I think it started yesterday, about 2 pm mountain time, because within a matter of 3 minutes, my computer lost power, the i pod stopped playing, and my cell phone was disconnected from service (a day earlier than scheduled).

But i think mercury in retrograde isn't necessarily a bad thing. we all tend to associate it with glitches in communication, but i think its technically just communications that go differently than we expect. so, if you look at it this way, there's ample opportunity for unexpected GOOD communication to happen here, too.

Like, for instance, something switched dramatically for me last night. i felt lighter, and i saw all sorts of things i could do for myself in my evening alone. so i built a fire in the woodstove, got it really toasty in the living room, and did yoga as i watched the sun melt orange and yellow into the purple mountains. i made a tasty dinner and ate it in the glow of the fire and a few candles, listened closely to newly recorded music when my housemate returned from a late night hootenany. I realized, for the first time in a while, that i was not plagued by inner voices reminding me of my short comings. i've started to hear other things instead.

in the middle of the night, i could hear music outside my window. i opened it a crack, and the cold fall air gently cascaded across my bed. it felt good. i laid back down and listened for the music. it came in waves: a kind of soft, descending scale of notes that crescendoed and then disappeared. eventually, it would come again, sometimes in a different key.
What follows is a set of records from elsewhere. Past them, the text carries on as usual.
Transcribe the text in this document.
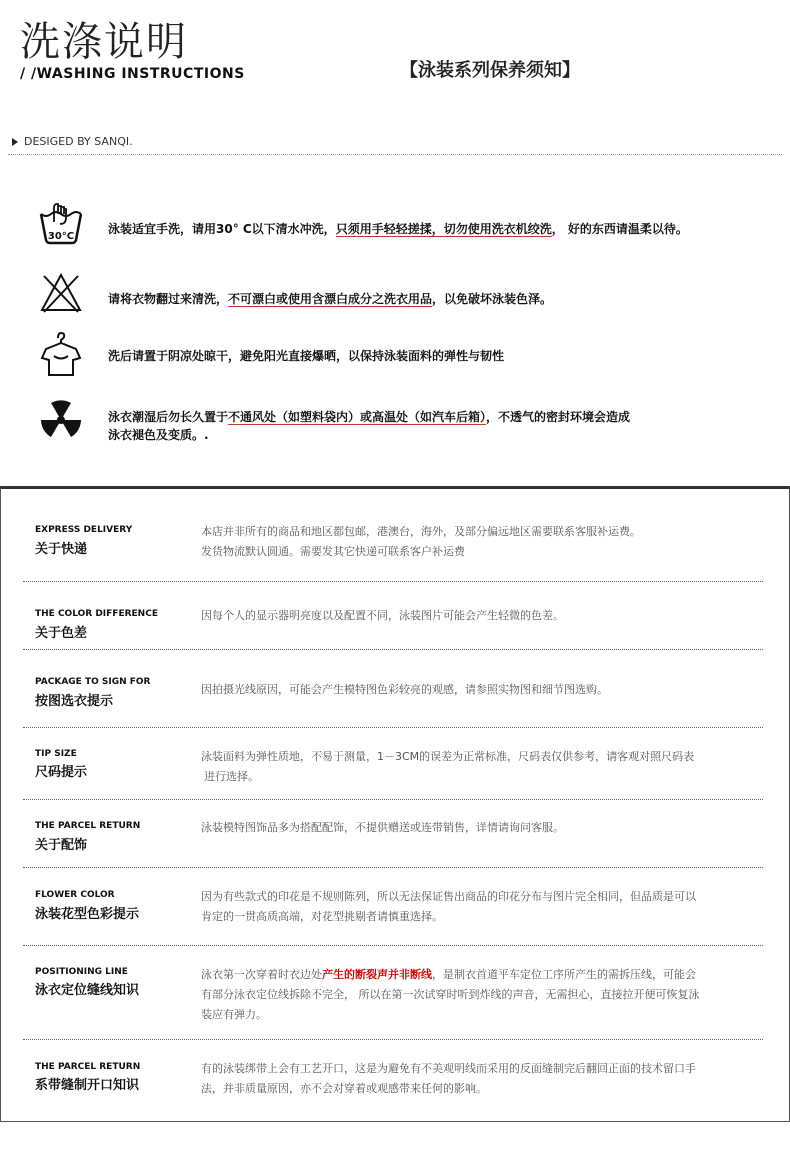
洗涤说明
/ /WASHING INSTRUCTIONS	【泳装系列保养须知】
DESIGED BY SANQI.
30°C
泳装适宜手洗，请用30° C以下清水冲洗，只须用手轻轻搓揉，切勿使用洗衣机绞洗， 好的东西请温柔以待。
请将衣物翻过来清洗，不可漂白或使用含漂白成分之洗衣用品，以免破坏泳装色泽。
洗后请置于阴凉处晾干，避免阳光直接爆晒，以保持泳装面料的弹性与韧性
泳衣潮湿后勿长久置于不通风处（如塑料袋内）或高温处（如汽车后箱），不透气的密封环境会造成
泳衣褪色及变质。.
EXPRESS DELIVERY
关于快递
本店并非所有的商品和地区都包邮，港澳台，海外，及部分偏远地区需要联系客服补运费。
发货物流默认圆通。需要发其它快递可联系客户补运费
THE COLOR DIFFERENCE
关于色差
因每个人的显示器明亮度以及配置不同，泳装图片可能会产生轻微的色差。
PACKAGE TO SIGN FOR
按图选衣提示
因拍摄光线原因，可能会产生模特图色彩较亮的观感，请参照实物图和细节图选购。
TIP SIZE
尺码提示
泳装面料为弹性质地，不易于测量，1－3CM的误差为正常标准，尺码表仅供参考，请客观对照尺码表
进行选择。
THE PARCEL RETURN
关于配饰
泳装模特图饰品多为搭配配饰，不提供赠送或连带销售，详情请询问客服。
FLOWER COLOR
泳装花型色彩提示
因为有些款式的印花是不规则陈列，所以无法保证售出商品的印花分布与图片完全相同，但品质是可以
肯定的一贯高质高端，对花型挑剔者请慎重选择。
POSITIONING LINE
泳衣定位缝线知识
泳衣第一次穿着时衣边处产生的断裂声并非断线，是制衣首道平车定位工序所产生的需拆压线，可能会
有部分泳衣定位线拆除不完全， 所以在第一次试穿时听到炸线的声音，无需担心，直接拉开便可恢复泳
装应有弹力。
THE PARCEL RETURN
系带缝制开口知识
有的泳装绑带上会有工艺开口，这是为避免有不美观明线而采用的反面缝制完后翻回正面的技术留口手
法，并非质量原因，亦不会对穿着或观感带来任何的影响。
I enjoyed this music for nearly 20 minutes before i realized that it was the sound of trucks on Rte 160 nearly 6 miles away.

this morning, i heard clearly the things my spirit wanted to do today. it had nothing to do with the mechanical, list making, survival center that's been running many of my activities lately, rather, it came from a place of self-interest, curiosity, creativity, and completion. i got up and did work that i've avoided for weeks, and made phone calls without the dread that had kept them from happening earlier in my week. i started researching a topic for a local environmental radio spot. i planted bulbs in the yard. i made plans to go to the local hot springs. i took a walk down by the river and watched the various flying styles of the birds against the coral-orange cliffs. it all sounds normal, but it feels different. everything's more rich. i feel more consistently engaged than i've been in some time.

Perhaps this is what it feels like to let it move from the inside out.